Atsena is a clinical stage gene therapy company, leveraging novel capsid technology uniquely suited to the eye. We have completed enrollment of an ongoing Phase 1/2 study in LCA1, are planning to initiate another Phase 1/2 clinical trial for XLRS in the coming months, and additionally are initiating IND-enabling studies for USH1B. In addition, we continue to develop and refine new capsid technologies to facilitate superior gene delivery to the eye.
Briefly explain GUCY2D-associated Leber congenital amaurosis (LCA1).
LCA1 is a member of a group of autosomal recessive, monogenic retinal disorders which are the leading cause of blindness in children. It is caused by mutations in the GUCY2D gene, which is an important enzyme in the phototransduction cascade. Patients present in the first months of life with severely impaired vision, but they retain healthy retinal structure throughout their lifetime, making LCA1 an ideal target for gene therapy.
Briefly explain the investigational gene therapy ATSN-101.
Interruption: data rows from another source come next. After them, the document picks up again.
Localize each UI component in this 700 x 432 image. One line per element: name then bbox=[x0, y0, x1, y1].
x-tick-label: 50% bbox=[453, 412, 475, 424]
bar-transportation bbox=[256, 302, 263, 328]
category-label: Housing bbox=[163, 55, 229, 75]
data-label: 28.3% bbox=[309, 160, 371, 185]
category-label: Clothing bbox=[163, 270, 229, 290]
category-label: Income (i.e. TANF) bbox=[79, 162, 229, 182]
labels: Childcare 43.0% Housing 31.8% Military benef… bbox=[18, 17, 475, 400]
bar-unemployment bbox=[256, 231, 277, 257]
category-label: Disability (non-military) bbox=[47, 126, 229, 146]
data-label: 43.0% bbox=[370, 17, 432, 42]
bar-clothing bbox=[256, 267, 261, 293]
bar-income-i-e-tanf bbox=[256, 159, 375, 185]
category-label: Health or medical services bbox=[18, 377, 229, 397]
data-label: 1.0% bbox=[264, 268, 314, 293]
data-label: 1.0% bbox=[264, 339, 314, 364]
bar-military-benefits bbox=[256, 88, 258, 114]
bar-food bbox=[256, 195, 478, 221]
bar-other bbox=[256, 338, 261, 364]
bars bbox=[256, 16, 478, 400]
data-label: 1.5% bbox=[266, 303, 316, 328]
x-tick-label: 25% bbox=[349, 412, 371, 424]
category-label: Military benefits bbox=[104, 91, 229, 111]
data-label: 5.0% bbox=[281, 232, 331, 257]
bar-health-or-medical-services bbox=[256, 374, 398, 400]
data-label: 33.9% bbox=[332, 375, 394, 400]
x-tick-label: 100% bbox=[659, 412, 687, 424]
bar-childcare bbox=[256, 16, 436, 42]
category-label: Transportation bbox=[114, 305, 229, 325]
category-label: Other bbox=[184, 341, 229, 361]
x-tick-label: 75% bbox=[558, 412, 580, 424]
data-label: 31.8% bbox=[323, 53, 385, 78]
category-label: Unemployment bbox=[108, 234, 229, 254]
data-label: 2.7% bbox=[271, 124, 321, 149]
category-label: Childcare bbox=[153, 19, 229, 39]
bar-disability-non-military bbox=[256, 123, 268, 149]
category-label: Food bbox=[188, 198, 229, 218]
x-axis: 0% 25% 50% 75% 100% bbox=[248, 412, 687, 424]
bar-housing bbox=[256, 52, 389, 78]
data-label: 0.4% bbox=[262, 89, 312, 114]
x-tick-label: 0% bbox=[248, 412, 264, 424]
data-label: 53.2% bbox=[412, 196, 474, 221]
ATSN-101 is an AAV5-based gene therapy that delivers a functional copy of the GUCY2D gene to photoreceptors in the retina. The gene is linked to a photoreceptor-specific promoter to assure targeted expression. The therapy is delivered by a subretinal injection targeting the macula, the area of the retina most important for useful vision.
Explain the findings of the Phase I/II trial.
The trial is divided into two parts: Part A is a dose escalation phase, where we have tested 3 ascending doses in adults with LCA1. In part B, we have further explored the maximal tolerated dose in 6 additional patients; 3 adults and 3 children. We enrolled 15 patients total, ranging in age from 12 to 76 years old, and are continuing to collect data. The primary endpoint of the study is safety and tolerability. Thus far, we found that the treatment has been very well tolerated, with no drug related serious adverse events. A secondary goal is to generate exploratory data on a number of efficacy endpoints. We have seen remarkable improvements across a number of measurements. One is FST, a test which measures overall retinal light sensitivity. On this measure, we found greater than 10,000-fold improvements in some patients! This correlated with improvements in functional vision as measured by the ability to navigate a maze under low light. This is the same endpoint used for the approval of Luxturna and, excitingly, we saw improvements comparable to that shown by Luxturna in several patients.
How might ATSN-101 impact children living with blindness? Is the intended outcome to reverse blindness?
We are already seeing the impact on a number of patients, who have reported anecdotes of improved vision and function in their daily lives. As a couple of examples, one of our patients reported seeing a star for the first time in her life. Another was able to see snowflakes for the first time. Others reported being able to read food labels, and to cross the street safely at night with their newfound ability to see the lines of the crosswalk. We believe these examples illustrate the ability of Atsena’s gene therapy to improve functional vision in these patients and look forward to generating more data to support continued development, with the ultimate goal of making the therapy available to all eligible patients.
What is next for Atsena Therapeutics and its ongoing clinical study?
The primary 1-year data readout for LCA1 will occur next month. This will pave the way to discussions with the FDA on the outlines of a pivotal, Phase 3 study needed for approval. We look forward to reporting this data later this year as well as next steps toward further development.